Dr. Demhartner’s goal is to approach the hip joint in a way that minimises the stress impact on the surrounding soft tissue – while also significantly shortening the operating time.
Dr. Demhartner’s procedure for hip operations – performed exclusively with the anterior approach – is as follows:
The opening takes the form of a skin incision and the approach presents no injury to either muscles or – most importantly – tendons, which are absolutely essential for the functionality of the hip. A wound protection ring provides an optimum overview of the operating area while protecting the edges of the wound. Preparations for removal of the femoral head are completed by placing special hooks around the femoral neck.
A saw is used for cutting the femoral head and a tool known as a ‘corkscrew’ is used to enable the femoral head to be removed quickly and simply through the wound opening.
A 3D print of the original hip socket is provided by Corin Company (Corin OPS™), partner in the field of endoprosthetics and a specialist company in innovative implant technology. A tripod is fitted into the 3D print (Corin OPS™) which is placed 1:1 in the original hip socket and which monitors the cutting and impacting procedures; the laser markings allow the patient to benefit from a hip socket position that is optimum for him. A ceramic-polyethylene-inlay is subsequently placed in the bottom of the hip socket.
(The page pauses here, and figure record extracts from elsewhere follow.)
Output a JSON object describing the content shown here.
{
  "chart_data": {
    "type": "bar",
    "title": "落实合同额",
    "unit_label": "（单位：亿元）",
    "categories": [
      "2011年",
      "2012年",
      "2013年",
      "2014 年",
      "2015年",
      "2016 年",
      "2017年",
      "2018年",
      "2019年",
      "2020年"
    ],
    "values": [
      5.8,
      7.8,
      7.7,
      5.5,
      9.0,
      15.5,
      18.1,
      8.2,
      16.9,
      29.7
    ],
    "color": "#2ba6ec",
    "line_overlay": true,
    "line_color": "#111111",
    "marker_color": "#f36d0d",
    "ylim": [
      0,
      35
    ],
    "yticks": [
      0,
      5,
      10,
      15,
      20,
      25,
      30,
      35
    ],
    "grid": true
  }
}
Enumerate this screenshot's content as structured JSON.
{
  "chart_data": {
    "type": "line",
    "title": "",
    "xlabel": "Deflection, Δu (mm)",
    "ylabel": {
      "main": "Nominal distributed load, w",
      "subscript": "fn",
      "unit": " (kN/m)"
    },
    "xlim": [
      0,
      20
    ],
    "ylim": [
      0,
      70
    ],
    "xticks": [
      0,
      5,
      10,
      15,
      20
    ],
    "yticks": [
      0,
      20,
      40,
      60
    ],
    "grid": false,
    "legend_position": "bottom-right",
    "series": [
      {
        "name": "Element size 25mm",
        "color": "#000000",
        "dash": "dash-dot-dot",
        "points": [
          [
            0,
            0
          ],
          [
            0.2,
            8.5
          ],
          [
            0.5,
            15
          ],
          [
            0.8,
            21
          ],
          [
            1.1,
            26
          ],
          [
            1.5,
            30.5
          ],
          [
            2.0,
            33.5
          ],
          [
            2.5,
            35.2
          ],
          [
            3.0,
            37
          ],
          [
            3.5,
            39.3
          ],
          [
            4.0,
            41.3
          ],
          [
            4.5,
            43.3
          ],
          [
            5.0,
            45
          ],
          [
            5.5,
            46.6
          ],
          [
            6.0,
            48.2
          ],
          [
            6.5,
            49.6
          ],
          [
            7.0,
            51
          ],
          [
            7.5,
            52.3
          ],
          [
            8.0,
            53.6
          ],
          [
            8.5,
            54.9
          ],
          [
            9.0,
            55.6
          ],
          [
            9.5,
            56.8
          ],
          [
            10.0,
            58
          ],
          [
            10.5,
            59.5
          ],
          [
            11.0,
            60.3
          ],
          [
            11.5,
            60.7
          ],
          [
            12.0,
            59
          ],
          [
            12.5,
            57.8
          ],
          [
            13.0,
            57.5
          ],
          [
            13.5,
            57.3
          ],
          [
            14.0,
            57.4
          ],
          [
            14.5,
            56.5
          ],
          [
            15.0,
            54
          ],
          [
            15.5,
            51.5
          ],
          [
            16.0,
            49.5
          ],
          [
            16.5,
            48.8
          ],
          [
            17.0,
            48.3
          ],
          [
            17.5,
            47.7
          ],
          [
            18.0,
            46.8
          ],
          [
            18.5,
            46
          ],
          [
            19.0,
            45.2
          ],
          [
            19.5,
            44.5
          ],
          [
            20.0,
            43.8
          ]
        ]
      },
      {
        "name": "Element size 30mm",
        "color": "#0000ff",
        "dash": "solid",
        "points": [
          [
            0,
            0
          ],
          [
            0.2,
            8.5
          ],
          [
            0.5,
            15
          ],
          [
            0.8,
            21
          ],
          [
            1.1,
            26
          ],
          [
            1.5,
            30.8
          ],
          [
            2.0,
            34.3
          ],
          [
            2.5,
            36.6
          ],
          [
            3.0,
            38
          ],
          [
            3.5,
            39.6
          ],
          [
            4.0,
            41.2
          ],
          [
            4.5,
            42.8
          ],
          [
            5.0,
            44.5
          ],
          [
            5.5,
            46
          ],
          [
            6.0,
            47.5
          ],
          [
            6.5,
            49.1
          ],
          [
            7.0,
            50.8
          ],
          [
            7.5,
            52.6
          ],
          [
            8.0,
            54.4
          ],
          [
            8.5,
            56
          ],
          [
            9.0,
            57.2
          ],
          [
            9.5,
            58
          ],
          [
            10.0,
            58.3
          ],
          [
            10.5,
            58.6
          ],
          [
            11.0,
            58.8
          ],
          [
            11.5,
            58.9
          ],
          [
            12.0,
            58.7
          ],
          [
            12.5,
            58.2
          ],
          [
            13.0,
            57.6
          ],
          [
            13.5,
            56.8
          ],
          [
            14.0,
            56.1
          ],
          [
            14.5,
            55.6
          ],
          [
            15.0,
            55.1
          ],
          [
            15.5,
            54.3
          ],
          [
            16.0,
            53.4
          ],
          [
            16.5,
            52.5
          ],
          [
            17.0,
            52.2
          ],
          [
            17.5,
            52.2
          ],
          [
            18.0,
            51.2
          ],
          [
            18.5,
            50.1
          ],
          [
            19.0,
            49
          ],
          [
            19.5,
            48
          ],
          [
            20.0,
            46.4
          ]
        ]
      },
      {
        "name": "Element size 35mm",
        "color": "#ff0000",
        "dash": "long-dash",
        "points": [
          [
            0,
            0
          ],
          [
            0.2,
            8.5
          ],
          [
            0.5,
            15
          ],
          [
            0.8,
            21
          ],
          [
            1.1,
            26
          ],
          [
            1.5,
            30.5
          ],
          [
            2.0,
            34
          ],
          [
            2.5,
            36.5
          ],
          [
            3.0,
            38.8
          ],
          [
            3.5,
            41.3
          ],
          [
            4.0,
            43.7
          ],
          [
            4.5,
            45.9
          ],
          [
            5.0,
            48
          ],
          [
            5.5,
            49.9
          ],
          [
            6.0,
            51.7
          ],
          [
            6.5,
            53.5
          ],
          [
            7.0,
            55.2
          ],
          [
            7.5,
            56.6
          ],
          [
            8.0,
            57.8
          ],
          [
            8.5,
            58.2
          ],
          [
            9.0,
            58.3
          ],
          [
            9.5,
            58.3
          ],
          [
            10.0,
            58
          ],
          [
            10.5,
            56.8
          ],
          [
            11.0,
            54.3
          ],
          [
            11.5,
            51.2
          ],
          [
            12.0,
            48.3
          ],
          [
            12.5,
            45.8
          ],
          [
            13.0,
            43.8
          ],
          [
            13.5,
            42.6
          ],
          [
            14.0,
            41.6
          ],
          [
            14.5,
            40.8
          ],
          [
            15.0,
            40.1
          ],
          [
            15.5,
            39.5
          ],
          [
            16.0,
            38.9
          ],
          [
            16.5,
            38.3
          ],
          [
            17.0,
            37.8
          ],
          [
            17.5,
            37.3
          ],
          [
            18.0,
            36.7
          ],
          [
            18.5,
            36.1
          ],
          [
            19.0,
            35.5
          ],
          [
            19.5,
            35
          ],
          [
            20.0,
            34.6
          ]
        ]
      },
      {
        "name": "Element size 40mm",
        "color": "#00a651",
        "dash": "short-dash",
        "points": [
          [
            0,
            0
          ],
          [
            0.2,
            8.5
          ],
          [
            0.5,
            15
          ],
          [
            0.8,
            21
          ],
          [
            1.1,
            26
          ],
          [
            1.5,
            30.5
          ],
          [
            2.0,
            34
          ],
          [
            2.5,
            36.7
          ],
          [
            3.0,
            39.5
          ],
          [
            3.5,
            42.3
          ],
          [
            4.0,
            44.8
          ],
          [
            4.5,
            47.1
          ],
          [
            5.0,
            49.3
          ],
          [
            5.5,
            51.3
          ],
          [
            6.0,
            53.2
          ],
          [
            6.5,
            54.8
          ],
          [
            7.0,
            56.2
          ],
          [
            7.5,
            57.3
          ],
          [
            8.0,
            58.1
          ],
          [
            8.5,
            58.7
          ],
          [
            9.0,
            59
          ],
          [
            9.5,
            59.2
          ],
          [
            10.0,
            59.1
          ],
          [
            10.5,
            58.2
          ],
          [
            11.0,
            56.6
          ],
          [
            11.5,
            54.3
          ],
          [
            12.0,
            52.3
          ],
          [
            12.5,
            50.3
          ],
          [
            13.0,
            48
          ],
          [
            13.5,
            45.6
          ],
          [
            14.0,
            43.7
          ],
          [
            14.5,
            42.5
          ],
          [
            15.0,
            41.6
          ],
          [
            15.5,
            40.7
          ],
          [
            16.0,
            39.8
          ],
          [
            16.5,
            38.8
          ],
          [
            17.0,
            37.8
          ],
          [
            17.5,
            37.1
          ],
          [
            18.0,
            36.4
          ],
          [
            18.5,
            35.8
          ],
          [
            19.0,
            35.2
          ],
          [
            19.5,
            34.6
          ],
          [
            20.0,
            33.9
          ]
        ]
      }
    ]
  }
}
This is followed by the stem preparation. Irrespective of whether a so-called short stem is inserted or a straight or long stem or perhaps even a loose stem is to be removed via this approach point and another hip stem put in position – all three options remain open using the anterior approach method. In other words, an essential benefit for the patient is that around 1.5 cm – 2 cm of healthy bone is preserved in the initial primary surgery. In the event that the stem becomes loosened after 15, 20 or even 25 years, the short stem can be removed and replaced by a so-called straight stem. This benefit is of major importance to the patient, because it means that the first replacement surgery has in fact become primary surgery, and is therefore not as complex as that necessitated with old straight stems.
Once the hip joint has been adjusted and the original femoral head has been knocked into place, the mobility test is performed again. It is checked in all positions to ascertain whether the joint is stable.
Regarding the question of what patients have to bear in mind following a hip operation with an anterior approach – actually there is nothing special they need to take into consideration, except that they should not cross their legs in the first three months and they should place a thick cushion between their knees when sleeping on the side not operated on. Otherwise there are no restrictions involved with the anterior approach.
Another decisive advantage of the anterior approach technique is the very short operating time – the duration is between 30 and 35 minutes. By then, the skin is already closed, there is little anaesthetic consumption, only a small amount of bleeding and a manageable trauma to the joint. The patient can already leave the hospital on crutches (under-arm walking aids) after three or four days.